Inclusion in Bangladesh

By Ishtiaque Hussain, a specialist consultant in public sector innovation

For the underserved and financially excluded in developing countries, electronic delivery of public services and digital payments are equalisers. These bring services (and ways to pay for them) to the doorsteps – and even to the fingertips – of individuals by reducing distance, cost and rent-seeking.

Imagine the following scenarios:

  • An octogenarian gets his elderly allowance by walking to the nearby one-stop Digital Centre which is also his preferred bank (I’ll tell you more about Digital Centres in a moment).
  • A widow gets a certified copy of her land records from the same Digital Centre when she makes a small payment from her mobile wallet to the Land Ministry’s bank account.
  • A vegetable farmer sells 3 kilos of sweet potatoes to a customer 100 km away through e-commerce and repays the $5 she borrowed the previous day, based on her electronic credit rating.

These realities are made possible only when the national digitization effort matures to ensure:

  • services across multiple departments are able to ‘talk’ to one another (service interoperability)
  • payments across different types of banking and non-banking financial institutions are completely seamless (payments interoperability)
  • physical and virtual access points are within easy reach of every underserved citizen (unified access)
  • all service providers and financial institutions unambiguously identify every citizen (unique IDs)

In Bangladesh, government agencies have worked together to build the country’s own version of an integrated ‘stack’ of digital ID, services, and payment platforms.

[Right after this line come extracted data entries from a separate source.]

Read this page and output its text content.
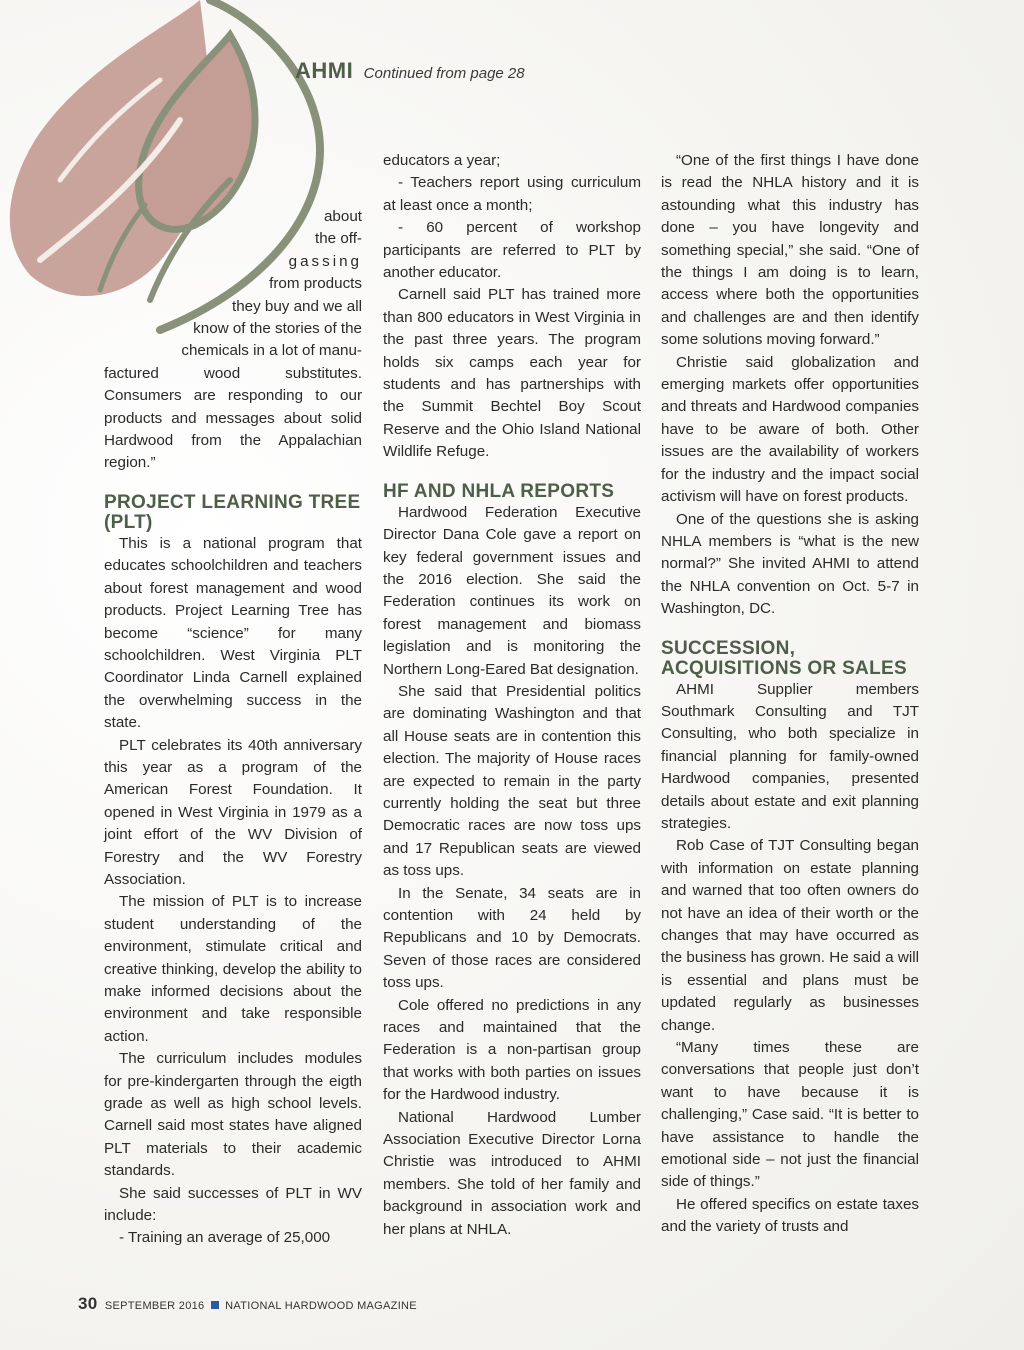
AHMI Continued from page 28
about
the off-
gassing
from products
they buy and we all
know of the stories of the
chemicals in a lot of manu-

factured wood substitutes. Consumers are responding to our products and messages about solid Hardwood from the Appalachian region.”

PROJECT LEARNING TREE (PLT)

This is a national program that educates schoolchildren and teachers about forest management and wood products. Project Learning Tree has become “science” for many schoolchildren. West Virginia PLT Coordinator Linda Carnell explained the overwhelming success in the state.

PLT celebrates its 40th anniversary this year as a program of the American Forest Foundation. It opened in West Virginia in 1979 as a joint effort of the WV Division of Forestry and the WV Forestry Association.

The mission of PLT is to increase student understanding of the environment, stimulate critical and creative thinking, develop the ability to make informed decisions about the environment and take responsible action.

The curriculum includes modules for pre-kindergarten through the eigth grade as well as high school levels. Carnell said most states have aligned PLT materials to their academic standards.

She said successes of PLT in WV include:

- Training an average of 25,000

educators a year;

- Teachers report using curriculum at least once a month;

- 60 percent of workshop participants are referred to PLT by another educator.

Carnell said PLT has trained more than 800 educators in West Virginia in the past three years. The program holds six camps each year for students and has partnerships with the Summit Bechtel Boy Scout Reserve and the Ohio Island National Wildlife Refuge.

HF AND NHLA REPORTS

Hardwood Federation Executive Director Dana Cole gave a report on key federal government issues and the 2016 election. She said the Federation continues its work on forest management and biomass legislation and is monitoring the Northern Long-Eared Bat designation.

She said that Presidential politics are dominating Washington and that all House seats are in contention this election. The majority of House races are expected to remain in the party currently holding the seat but three Democratic races are now toss ups and 17 Republican seats are viewed as toss ups.

In the Senate, 34 seats are in contention with 24 held by Republicans and 10 by Democrats. Seven of those races are considered toss ups.

Cole offered no predictions in any races and maintained that the Federation is a non-partisan group that works with both parties on issues for the Hardwood industry.

National Hardwood Lumber Association Executive Director Lorna Christie was introduced to AHMI members. She told of her family and background in association work and her plans at NHLA.

“One of the first things I have done is read the NHLA history and it is astounding what this industry has done – you have longevity and something special,” she said. “One of the things I am doing is to learn, access where both the opportunities and challenges are and then identify some solutions moving forward.”

Christie said globalization and emerging markets offer opportunities and threats and Hardwood companies have to be aware of both. Other issues are the availability of workers for the industry and the impact social activism will have on forest products.

One of the questions she is asking NHLA members is “what is the new normal?” She invited AHMI to attend the NHLA convention on Oct. 5-7 in Washington, DC.

SUCCESSION, ACQUISITIONS OR SALES

AHMI Supplier members Southmark Consulting and TJT Consulting, who both specialize in financial planning for family-owned Hardwood companies, presented details about estate and exit planning strategies.

Rob Case of TJT Consulting began with information on estate planning and warned that too often owners do not have an idea of their worth or the changes that may have occurred as the business has grown. He said a will is essential and plans must be updated regularly as businesses change.

“Many times these are conversations that people just don’t want to have because it is challenging,” Case said. “It is better to have assistance to handle the emotional side – not just the financial side of things.”

He offered specifics on estate taxes and the variety of trusts and

30 SEPTEMBER 2016 NATIONAL HARDWOOD MAGAZINE
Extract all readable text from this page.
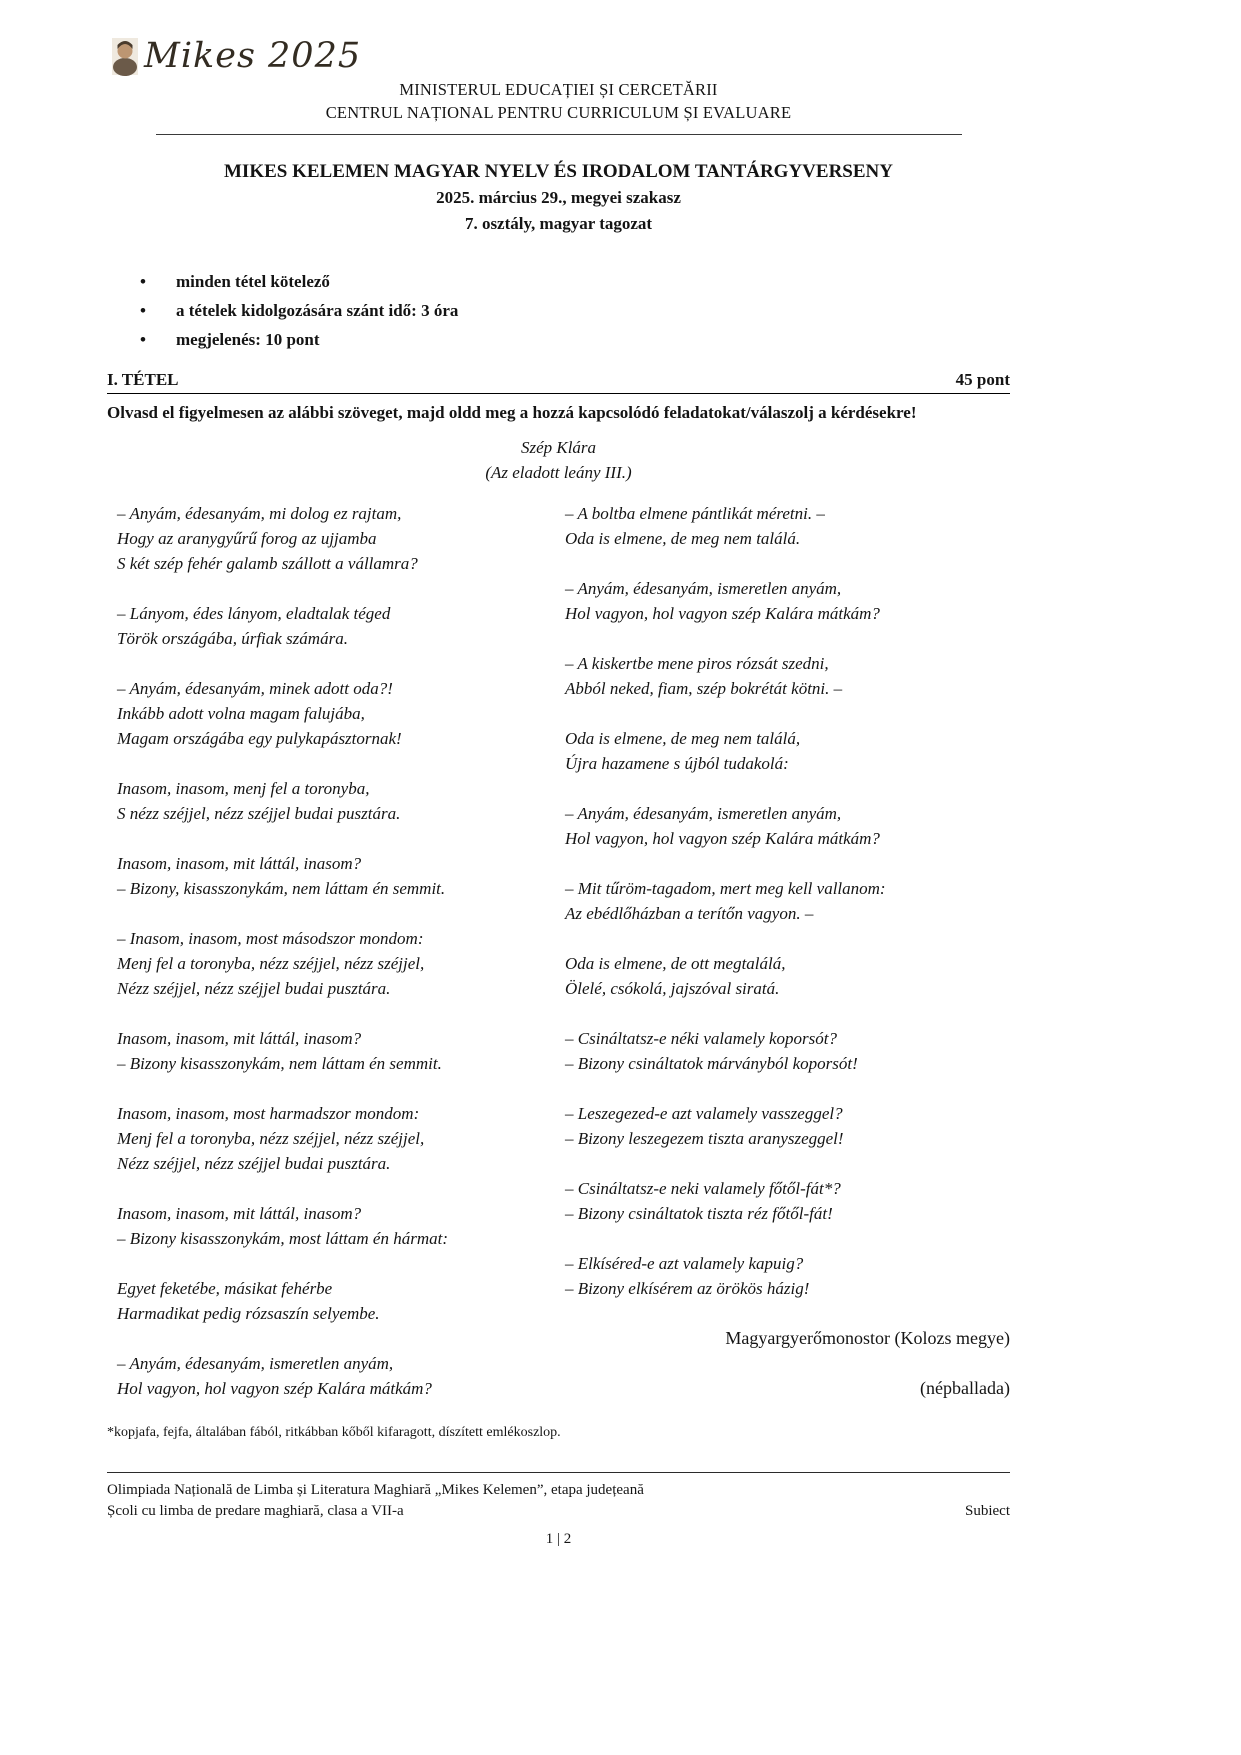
Mikes 2025
MINISTERUL EDUCAȚIEI ȘI CERCETĂRII
CENTRUL NAȚIONAL PENTRU CURRICULUM ȘI EVALUARE
MIKES KELEMEN MAGYAR NYELV ÉS IRODALOM TANTÁRGYVERSENY
2025. március 29., megyei szakasz
7. osztály, magyar tagozat
• minden tétel kötelező
• a tételek kidolgozására szánt idő: 3 óra
• megjelenés: 10 pont
I. TÉTEL	45 pont

Olvasd el figyelmesen az alábbi szöveget, majd oldd meg a hozzá kapcsolódó feladatokat/válaszolj a kérdésekre!

Szép Klára
(Az eladott leány III.)
– Anyám, édesanyám, mi dolog ez rajtam,
Hogy az aranygyűrű forog az ujjamba
S két szép fehér galamb szállott a vállamra?
– Lányom, édes lányom, eladtalak téged
Török országába, úrfiak számára.
– Anyám, édesanyám, minek adott oda?!
Inkább adott volna magam falujába,
Magam országába egy pulykapásztornak!
Inasom, inasom, menj fel a toronyba,
S nézz széjjel, nézz széjjel budai pusztára.
Inasom, inasom, mit láttál, inasom?
– Bizony, kisasszonykám, nem láttam én semmit.
– Inasom, inasom, most másodszor mondom:
Menj fel a toronyba, nézz széjjel, nézz széjjel,
Nézz széjjel, nézz széjjel budai pusztára.
Inasom, inasom, mit láttál, inasom?
– Bizony kisasszonykám, nem láttam én semmit.
Inasom, inasom, most harmadszor mondom:
Menj fel a toronyba, nézz széjjel, nézz széjjel,
Nézz széjjel, nézz széjjel budai pusztára.
Inasom, inasom, mit láttál, inasom?
– Bizony kisasszonykám, most láttam én hármat:
Egyet feketébe, másikat fehérbe
Harmadikat pedig rózsaszín selyembe.
– Anyám, édesanyám, ismeretlen anyám,
Hol vagyon, hol vagyon szép Kalára mátkám?
– A boltba elmene pántlikát méretni. –
Oda is elmene, de meg nem találá.
– Anyám, édesanyám, ismeretlen anyám,
Hol vagyon, hol vagyon szép Kalára mátkám?
– A kiskertbe mene piros rózsát szedni,
Abból neked, fiam, szép bokrétát kötni. –
Oda is elmene, de meg nem találá,
Újra hazamene s újból tudakolá:
– Anyám, édesanyám, ismeretlen anyám,
Hol vagyon, hol vagyon szép Kalára mátkám?
– Mit tűröm-tagadom, mert meg kell vallanom:
Az ebédlőházban a terítőn vagyon. –
Oda is elmene, de ott megtalálá,
Ölelé, csókolá, jajszóval siratá.
– Csináltatsz-e néki valamely koporsót?
– Bizony csináltatok márványból koporsót!
– Leszegezed-e azt valamely vasszeggel?
– Bizony leszegezem tiszta aranyszeggel!
– Csináltatsz-e neki valamely főtől-fát*?
– Bizony csináltatok tiszta réz főtől-fát!
– Elkíséred-e azt valamely kapuig?
– Bizony elkísérem az örökös házig!
Magyargyerőmonostor (Kolozs megye)
(népballada)
*kopjafa, fejfa, általában fából, ritkábban kőből kifaragott, díszített emlékoszlop.
Olimpiada Națională de Limba și Literatura Maghiară „Mikes Kelemen”, etapa județeană
Școli cu limba de predare maghiară, clasa a VII-a	Subiect
1 | 2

Together, these have already saved citizens of Bangladesh more than USD 8 billion over the last 10 years because of the creation of over 200 services which have drastically reduced the time, cost and number of visits required to access public services.

Combined with a ‘Unified Payments Interface’ (UPI), these platforms have the potential to enable the government to offer new kinds of digital financial services. Interoperability is crucial: as already demonstrated in India, thanks to interoperability, more financial transactions took place using UPI in 18 months than on credit cards in 18 years.

Building stacks of interconnectivity

We describe these interconnecting technologies as a “stack”. We can only put citizens’ needs first when the stack is designed and built with interoperable pieces.

In Bangladesh, we have found it helpful to build a central platform to make interoperability easier. It’s known as the Integrated Service Delivery Platform (ISDP) and it makes it simpler to design public facing services that are orientated around the needs of citizens, rather than the organizational structure of government.

But the stack isn’t just about the technology: it’s also about the delivery.

Digital Centres for citizen-centric services

Digital services are no good if people cannot access them. To ensure we reach the most underserved and most marginalized people, we have made services accessible across a variety of channels.

One of these is a network of over 5,500 Digital Centres. Each is run by a local citizen entrepreneur, and provides connectivity and information services at the doorsteps of rural people. There is now a Digital Centre within 4km of every citizen in Bangladesh.

Each Centre provides human help. People with poor literacy, or who have never used the web or an app before, are able to get step-by-step assistance from the Centre’s staff.

Citizens don’t have to go to a Digital Centre. The same services are available on the web, via smartphones, and a call centre. Citizens have the option to use any means they prefer and find most convenient.

There’s still a lot to learn

Getting to this point required a lot of hard work. We needed to find answers to a lot of questions. We’re still finding some of those answers now. Some of the key questions we’re exploring are:

How do we shift mindsets from product to platform thinking?

Where do we find private sector partners who understand platforms? How do we develop the expertise rapidly? (Open source expertise is rare in Bangladesh.)

What procurement reform do we need to open up development of the platforms to the private sector?

Who drives the implementation of the platforms and who finally owns them?

Who owns the data? How do we separate data of platforms and data of products built on platforms?

How do we create a business model for the platforms?

We hope the answers to these questions will help government, the private sector, and others to deliver radically better services. And do so in a way that makes it simpler and faster for both civil servants, the private sector and non-profits, to meet citizens’ needs.

However, increased efficiency is not the most significant opportunity arising from reimagining government as a platform. The biggest opportunity is that services do not just become simpler and quicker to design, but that it also becomes simpler to design new types of services.

For example, someone wanting to start a company in Bangladesh today may need to secure a trade license from one government agency, apply for employer’s certification with another, for tax purposes with yet another, then apply for different licences from central and local governments, and so on. In other words, the organizational structure of bureaucracies dictates service delivery processes.

We believe that the ISDP could change this. That’s because it makes it simpler to design public-facing services that are orientated around the needs of citizens rather than the organisational structure of government.